Avalara’s initial public offering set the New York Stock Exchange ablaze in a sea of orange on June 15, as the Seattle-based sales tax automation company’s shares nearly doubled in their opening day of trading, according to CNBC.
But while Avalara’s IPO looks hot, it’s overpriced, some analysts say.
Shares of Avalara closed up 87 percent at $44.94 after opening at $35, according to CNBC. Avalara had priced its IPO at $24 per share on June 14, well above its estimated range of $19 to $21, Barron’s reported. The company raised $180 million through its sale of 7.5 million shares.
The stock is listed on the NYSE under the ticker symbol “AVLR.”
According to Accounting Today, Avalara CEO Scott McFarlane said last Friday that the company will continue to do what it’s doing, “building out content, getting more partnerships in the marketplace, looking for opportunities in order to build out adjacent products just like it’s done in the past with exemption certificates, returns and the like.” He called the listing on the NYSE “an honor and a humbling experience.”
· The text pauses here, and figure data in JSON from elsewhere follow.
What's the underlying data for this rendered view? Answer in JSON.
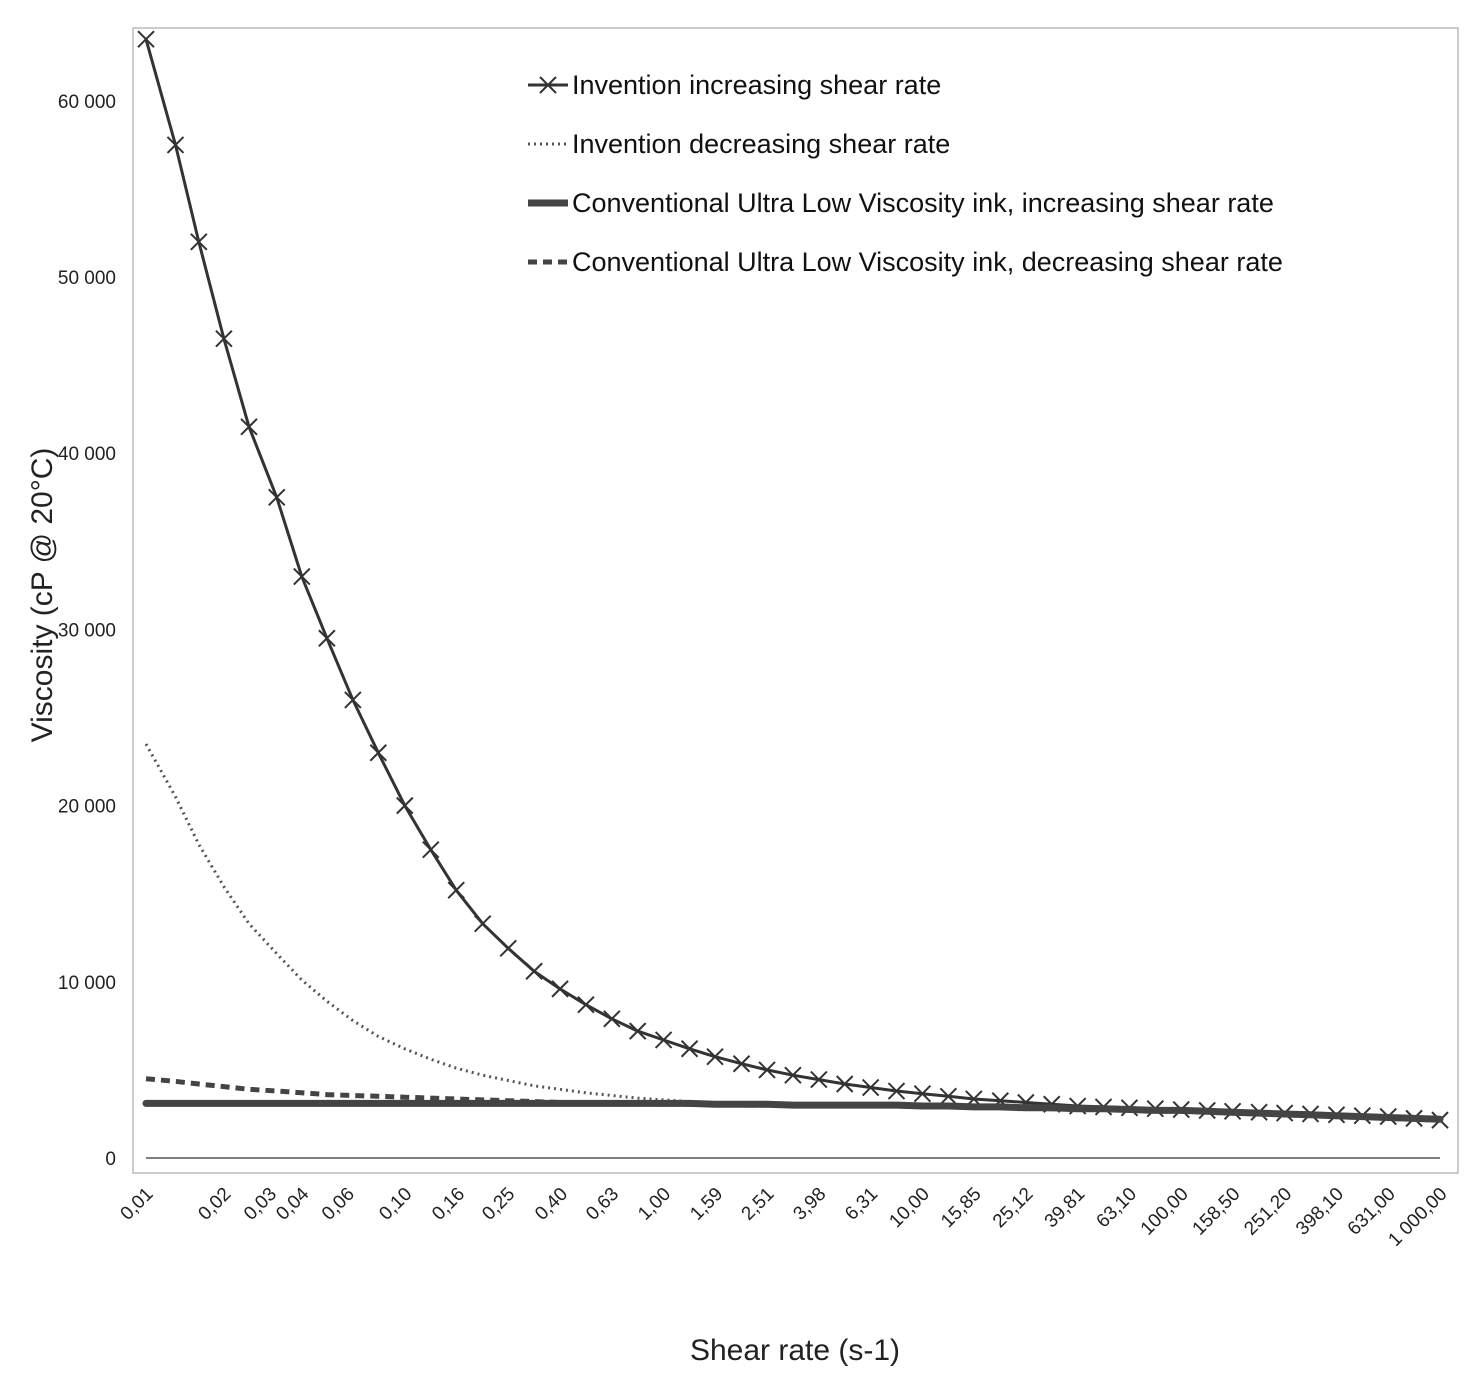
{
  "chart_data": {
    "type": "line",
    "title": "",
    "xlabel": "Shear rate (s-1)",
    "ylabel": "Viscosity (cP @ 20°C)",
    "ylim": [
      0,
      63000
    ],
    "yticks": [
      0,
      10000,
      20000,
      30000,
      40000,
      50000,
      60000
    ],
    "ytick_labels": [
      "0",
      "10 000",
      "20 000",
      "30 000",
      "40 000",
      "50 000",
      "60 000"
    ],
    "x_scale": "log",
    "xlim": [
      0.01,
      1000
    ],
    "xticks": [
      0.01,
      0.02,
      0.03,
      0.04,
      0.06,
      0.1,
      0.16,
      0.25,
      0.4,
      0.63,
      1.0,
      1.59,
      2.51,
      3.98,
      6.31,
      10.0,
      15.85,
      25.12,
      39.81,
      63.1,
      100.0,
      158.5,
      251.2,
      398.1,
      631.0,
      1000.0
    ],
    "xtick_labels": [
      "0,01",
      "0,02",
      "0,03",
      "0,04",
      "0,06",
      "0,10",
      "0,16",
      "0,25",
      "0,40",
      "0,63",
      "1,00",
      "1,59",
      "2,51",
      "3,98",
      "6,31",
      "10,00",
      "15,85",
      "25,12",
      "39,81",
      "63,10",
      "100,00",
      "158,50",
      "251,20",
      "398,10",
      "631,00",
      "1 000,00"
    ],
    "grid": false,
    "legend_position": "top-center",
    "x": [
      0.01,
      0.013,
      0.016,
      0.02,
      0.025,
      0.032,
      0.04,
      0.05,
      0.063,
      0.079,
      0.1,
      0.126,
      0.158,
      0.2,
      0.251,
      0.316,
      0.398,
      0.501,
      0.631,
      0.794,
      1.0,
      1.26,
      1.58,
      2.0,
      2.51,
      3.16,
      3.98,
      5.01,
      6.31,
      7.94,
      10.0,
      12.6,
      15.8,
      20.0,
      25.1,
      31.6,
      39.8,
      50.1,
      63.1,
      79.4,
      100,
      126,
      158,
      200,
      251,
      316,
      398,
      501,
      631,
      794,
      1000
    ],
    "series": [
      {
        "name": "Invention increasing shear rate",
        "style": "solid-x-markers",
        "color": "#333333",
        "values": [
          63500,
          57500,
          52000,
          46500,
          41500,
          37500,
          33000,
          29500,
          26000,
          23000,
          20000,
          17500,
          15200,
          13300,
          11900,
          10600,
          9600,
          8700,
          7900,
          7200,
          6700,
          6200,
          5750,
          5350,
          5000,
          4700,
          4450,
          4200,
          4000,
          3800,
          3650,
          3500,
          3350,
          3250,
          3150,
          3050,
          2950,
          2900,
          2850,
          2800,
          2750,
          2700,
          2650,
          2600,
          2550,
          2500,
          2450,
          2400,
          2350,
          2250,
          2150
        ]
      },
      {
        "name": "Invention decreasing shear rate",
        "style": "dotted",
        "color": "#555555",
        "values": [
          23500,
          20500,
          17800,
          15400,
          13300,
          11600,
          10100,
          8900,
          7800,
          6900,
          6200,
          5600,
          5100,
          4700,
          4400,
          4100,
          3900,
          3700,
          3550,
          3400,
          3300,
          3200,
          3150,
          3100,
          3050,
          3050,
          3000,
          3000,
          3000,
          3000,
          3000,
          3000,
          3000,
          2950,
          2950,
          2900,
          2850,
          2850,
          2800,
          2750,
          2700,
          2650,
          2600,
          2550,
          2500,
          2450,
          2400,
          2350,
          2300,
          2250,
          2200
        ]
      },
      {
        "name": "Conventional Ultra Low Viscosity ink, increasing shear rate",
        "style": "solid-thick",
        "color": "#444444",
        "values": [
          3100,
          3100,
          3100,
          3100,
          3100,
          3100,
          3100,
          3100,
          3100,
          3100,
          3100,
          3100,
          3100,
          3100,
          3100,
          3100,
          3100,
          3100,
          3100,
          3100,
          3100,
          3100,
          3050,
          3050,
          3050,
          3000,
          3000,
          3000,
          3000,
          3000,
          2950,
          2950,
          2900,
          2900,
          2850,
          2850,
          2800,
          2800,
          2750,
          2700,
          2700,
          2650,
          2600,
          2550,
          2500,
          2450,
          2400,
          2350,
          2300,
          2250,
          2200
        ]
      },
      {
        "name": "Conventional Ultra Low Viscosity ink, decreasing shear rate",
        "style": "dashed",
        "color": "#444444",
        "values": [
          4500,
          4350,
          4200,
          4050,
          3900,
          3800,
          3700,
          3600,
          3550,
          3500,
          3450,
          3400,
          3350,
          3300,
          3250,
          3200,
          3150,
          3150,
          3100,
          3100,
          3050,
          3050,
          3050,
          3000,
          3000,
          3000,
          3000,
          3000,
          2950,
          2950,
          2950,
          2900,
          2900,
          2850,
          2850,
          2800,
          2800,
          2750,
          2750,
          2700,
          2650,
          2600,
          2550,
          2500,
          2450,
          2400,
          2350,
          2300,
          2250,
          2200,
          2150
        ]
      }
    ]
  }
}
But not everyone is on the Avalara bandwagon. In an article for Seeking Alpha, Silicon Valley finance professional Gary Alexander wrote that with only 25% year-over-year growth in the first quarter of this year, and with growth in fiscal year 2017 trailing most other SaaS stocks at just 27% year-over-year, “it’s difficult to declare that Avalara is anything more than average.”
It’s difficult to be bearish on recent IPOs because of how they all tend to trade singularly upward. But in my view, Avalara has very limited upside left at its double-digit revenue valuation. If and when the market turns sour again and investors begin to pay closer attention to the high valuations at which SaaS IPOs trade, richly valued stocks like Avalara could see an unpleasant crunch.
And in an article for MarketWatch, David Trainer, CEO of New Constructs, an equity research firm, and New Constructs investment analysts Kyle Guske II and Sam McBride gave Avalara’s stock an “Unattractive” rating.
When we analyze the cash-flow expectations baked into the stock price, we find that Avalara is overvalued, despite what traditional metrics show.
To justify even a price of $20 (the midpoint of the proposed IPO price range), Avalara must immediately achieve 12% NOPAT [net operating profit after tax] margins (average of all software firms with positive margins under coverage) and grow revenue by 21% compounded annually (average of all software firms under coverage) for the next seven years. For reference, Avalara’s NOPAT margin was -24% in 2017 so this scenario implies immediate and drastic improvements in profitability.
In a more conservative scenario, if we assume Avalara can achieve a 4% NOPAT margins (slightly better than salesforce at 3%) and grow revenue by 21% compounded annually for the next decade, the stock is worth just $7 a share today — a 71% downside from the IPO price.
Avalara’s offering is expected to close on June 19.